Toxigenicity: the production of toxins.
  1. Exotoxins: secreted proteins that are generally very toxic but heat labile. they are usually very good immunogens. Exotoxins are found mostly in Gram-positive organisms.
  2. Endotoxins: complex polysaccharides (LPS) that are a part of the bacterial cell wall. they are usually poorly immunogenic. These toxins are released when cells lyse, are generally heat stable, and found mostly in Gram-negative bacteria.

Measurement of LD50

Virulence: the combination of invasiveness and toxigenicity producing the ability to overcome host defenses.
  1. Measurement of virulence: LD50 (% dead vs dose).
  2. Variability in virulence potential may be genotypic (e.g. smooth vs rough strains of Streptococcus pneumoniae, lysogeny in Corynebacterium diphtheriae) or phenotypic (e.g. the production of capsular polysaccharides in the presence of rich carbohydrates).

HOST DEFENSES

Host defenses include both physiologic barriers and immunological responses. Some defenses are non-specific, others are highly specific. Host defenses can vary considerably due to many factors including alcohol, drugs, nutrition, immunologic disorders, etc.

Skin and mucous membranes provide the first line of defense through:
  1. Mechanical factors: physical barrier to penetration.
  2. Chemical factors: gastric acidity, unsaturated fatty acids, lysozyme.
  3. Microbial factors: antagonism by normal flora.

Phagocytic cells provide a secondary line of defense by consuming invaders and secreting substance that produce immune responses:
  1. Mononuclear cells: monocytes (blood) and macrophages (tissue).
  2. Neutrophils: polymorphonuclear (PMN) granulocytes.
  3. Inflammation: immune response producing dilation of blood vessels, increased vascular permeability and diapedesis of monocytes.
  4. Phagocytosis: cells destroy invaders by i) utilizing specific membrane receptors for attachment (e.g. immunoglobulin Fc and complement C3b receptors) and ii) ingesting invaders into phagocytic vacuoles, leading to intracellular killing by fusion with lysosome-like granules containing lowered pH, peroxide, enzymes, etc.

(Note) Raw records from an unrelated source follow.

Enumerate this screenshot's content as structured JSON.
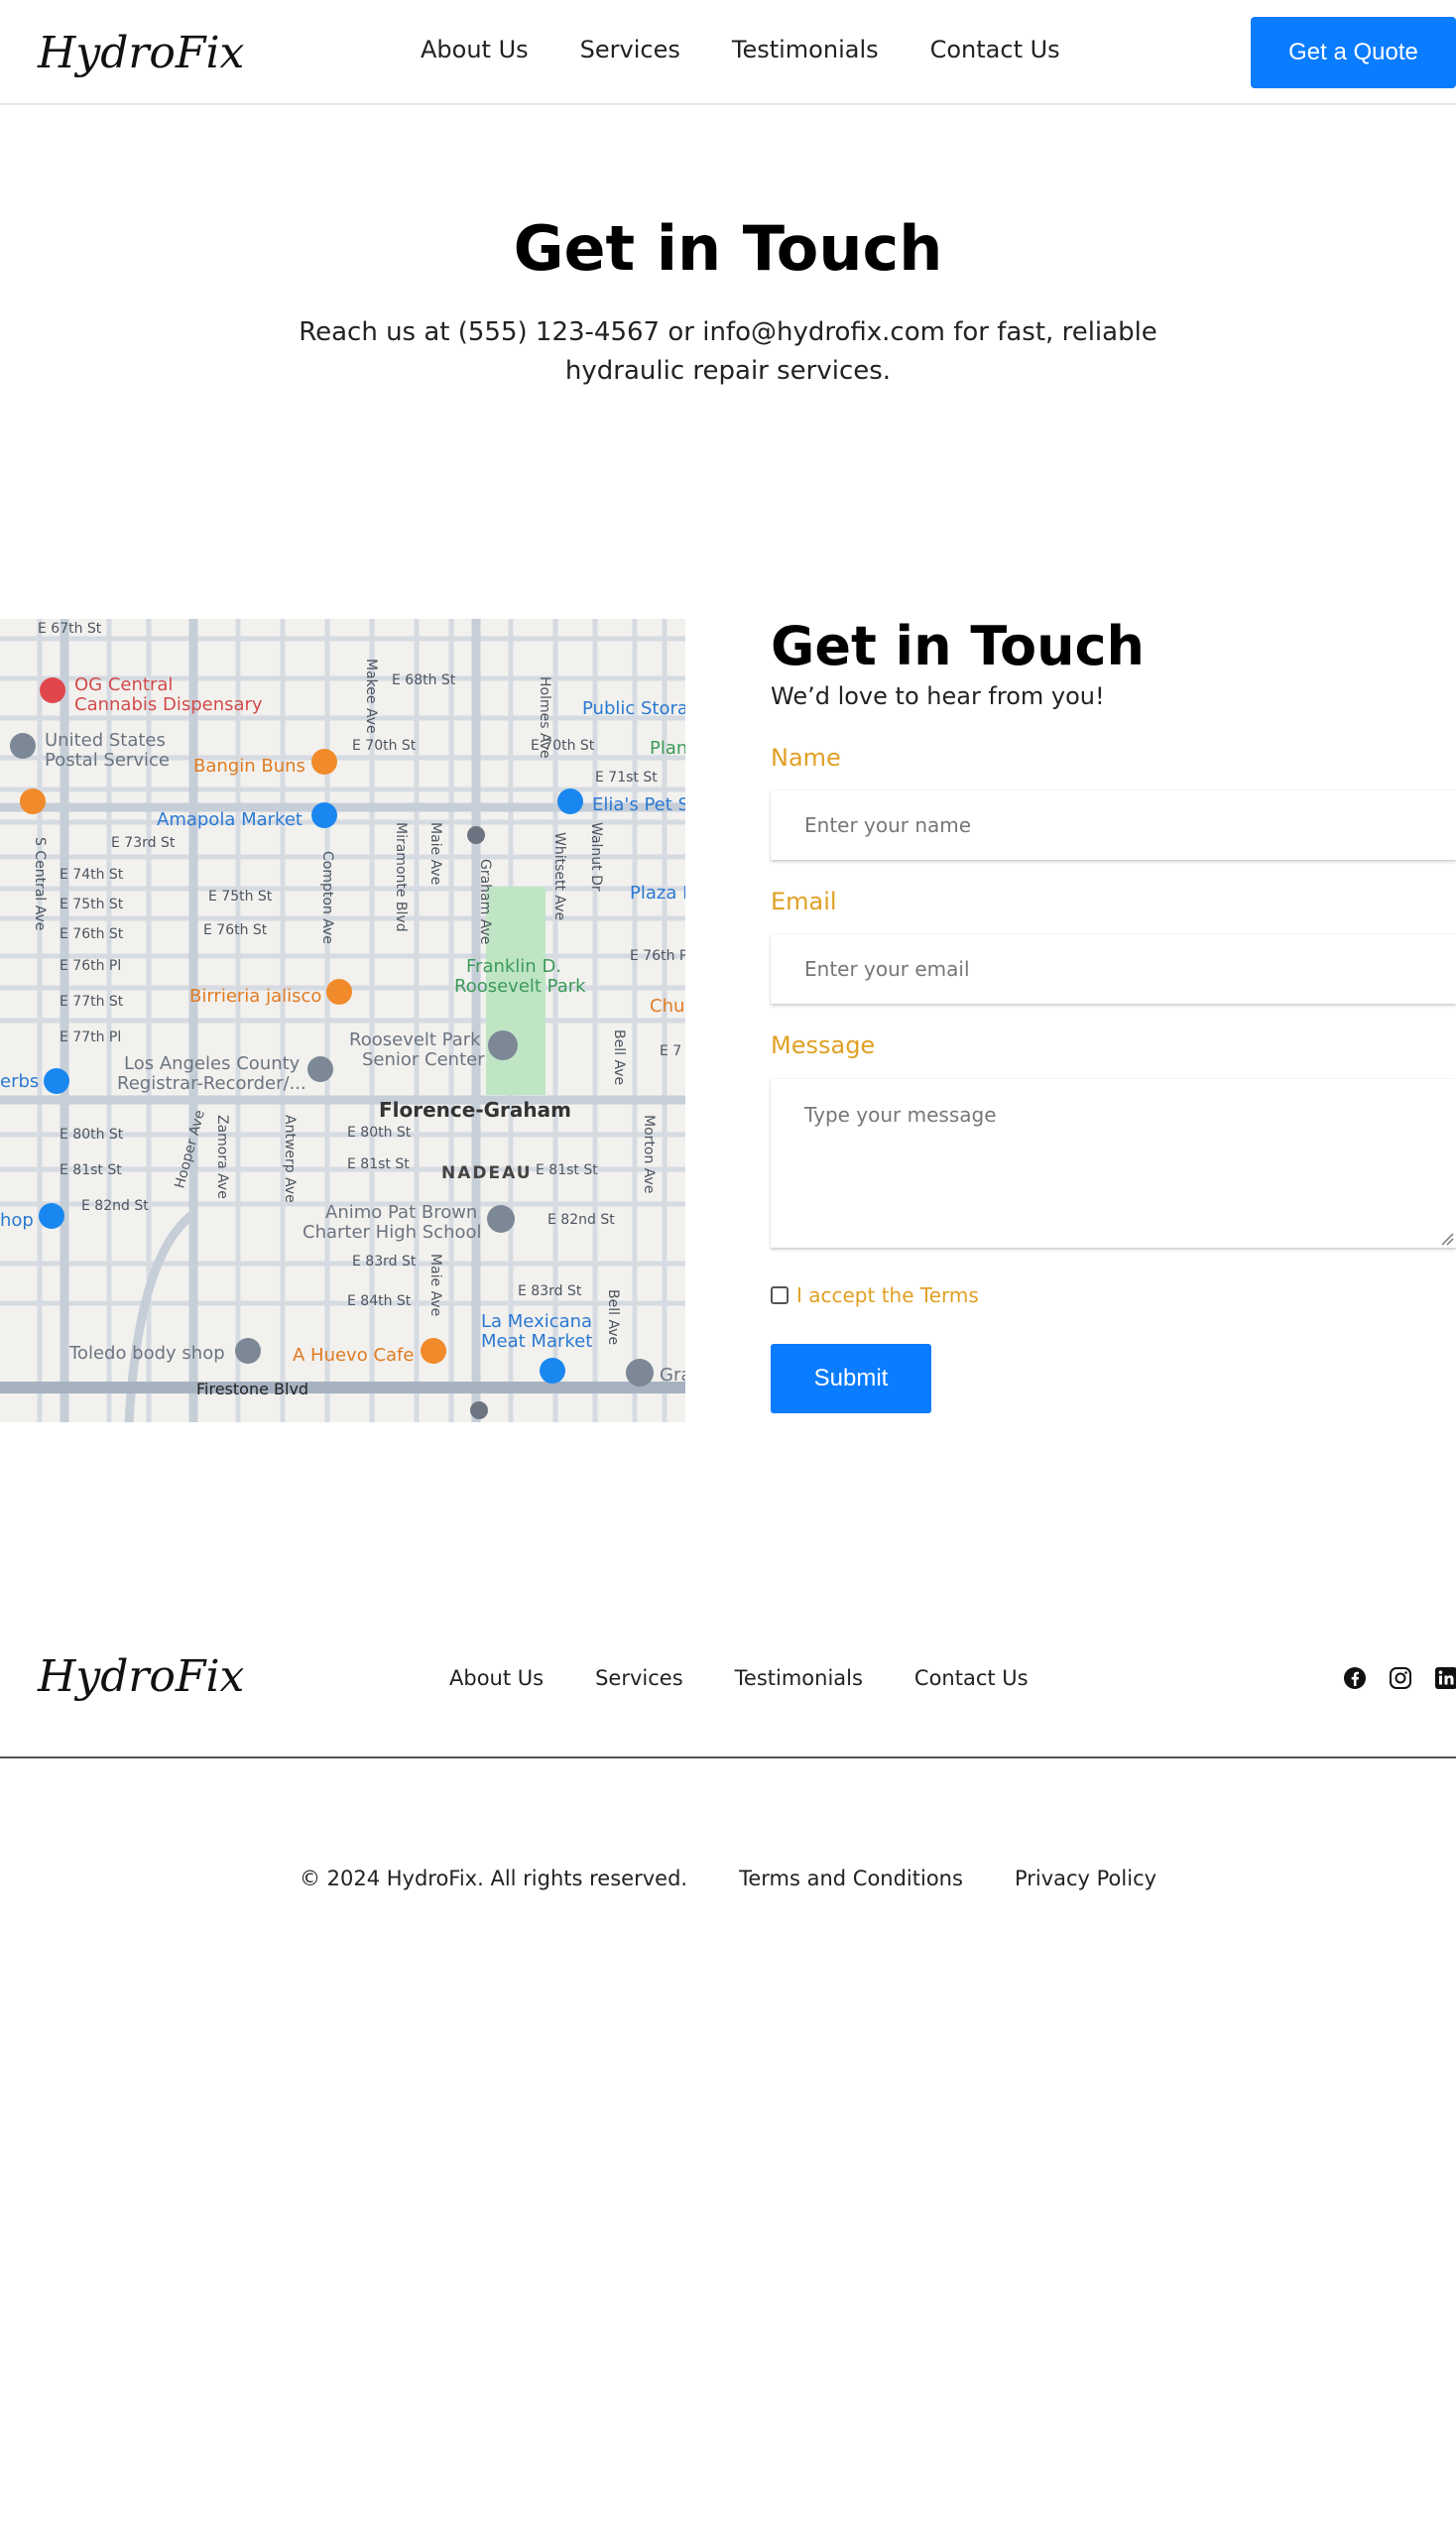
{
  "header": {
    "logo": "HydroFix",
    "nav": [
      "About Us",
      "Services",
      "Testimonials",
      "Contact Us"
    ],
    "cta": "Get a Quote"
  },
  "hero": {
    "title": "Get in Touch",
    "subtitle": "Reach us at (555) 123-4567 or info@hydrofix.com for fast, reliable hydraulic repair services."
  },
  "map": {
    "places": [
      "OG Central Cannabis Dispensary",
      "United States Postal Service",
      "Bangin Buns",
      "Amapola Market",
      "Elia's Pet S",
      "Birrieria jalisco",
      "Franklin D. Roosevelt Park",
      "Roosevelt Park Senior Center",
      "Los Angeles County Registrar-Recorder/...",
      "Florence-Graham",
      "NADEAU",
      "Animo Pat Brown Charter High School",
      "Toledo body shop",
      "A Huevo Cafe",
      "La Mexicana Meat Market",
      "Public Stora",
      "Plaza I",
      "Firestone Blvd"
    ],
    "streets": [
      "E 67th St",
      "E 68th St",
      "E 70th St",
      "E 71st St",
      "E 73rd St",
      "E 74th St",
      "E 75th St",
      "E 76th St",
      "E 76th Pl",
      "E 77th St",
      "E 77th Pl",
      "E 80th St",
      "E 81st St",
      "E 82nd St",
      "E 83rd St",
      "E 84th St",
      "S Central Ave",
      "Compton Ave",
      "Miramonte Blvd",
      "Maie Ave",
      "Graham Ave",
      "Whitsett Ave",
      "Walnut Dr",
      "Holmes Ave",
      "Makee Ave",
      "Hooper Ave",
      "Zamora Ave",
      "Antwerp Ave",
      "Bell Ave",
      "Morton Ave"
    ]
  },
  "form": {
    "title": "Get in Touch",
    "subtitle": "We’d love to hear from you!",
    "name_label": "Name",
    "name_placeholder": "Enter your name",
    "email_label": "Email",
    "email_placeholder": "Enter your email",
    "message_label": "Message",
    "message_placeholder": "Type your message",
    "terms": "I accept the Terms",
    "submit": "Submit"
  },
  "footer": {
    "logo": "HydroFix",
    "nav": [
      "About Us",
      "Services",
      "Testimonials",
      "Contact Us"
    ],
    "social": [
      "facebook-icon",
      "instagram-icon",
      "linkedin-icon"
    ],
    "copyright": "© 2024 HydroFix. All rights reserved.",
    "terms_link": "Terms and Conditions",
    "privacy_link": "Privacy Policy"
  },
  "colors": {
    "accent": "#0a7cff",
    "label": "#e0a024"
  }
}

Humoral factors: antibody mediated defenses include:
  1. Antitoxins: specific antibodies that bind certain exotoxins.
  2. Bacteriolytic antibodies: antibodies plus complement can directly lyse Gram-negative cells.
  3. Opsonizing antibodies: coat cell surface and enhance phagocytosis (Fc receptors).

Cell-mediated factors: cell-mediated defenses include:
  1. Cytotoxic T-lymphocytes: specific cells capable of destroying altered host cells.
  2. K and NK cells: lyse altered or transplanted host cells.
  3. Activated macrophages: phagocytes that possess a greatly enhanced capacity for intracellular destruction of ingested microorganisms.

TRANSMISSION OF DISEASE

Communicability: infectious disease can be transmitted either directly (e.g. person to person) or indirectly (e.g. contaminated water). Factors involved in the communicability of an infectious agent include:
  1. Source, including dormant or latent infections (carriers).
  2. Number of infectious agents released from a host.
  3. Capability of surviving transit from host to host.
  4. Percentage of the host population that is susceptible to the agent.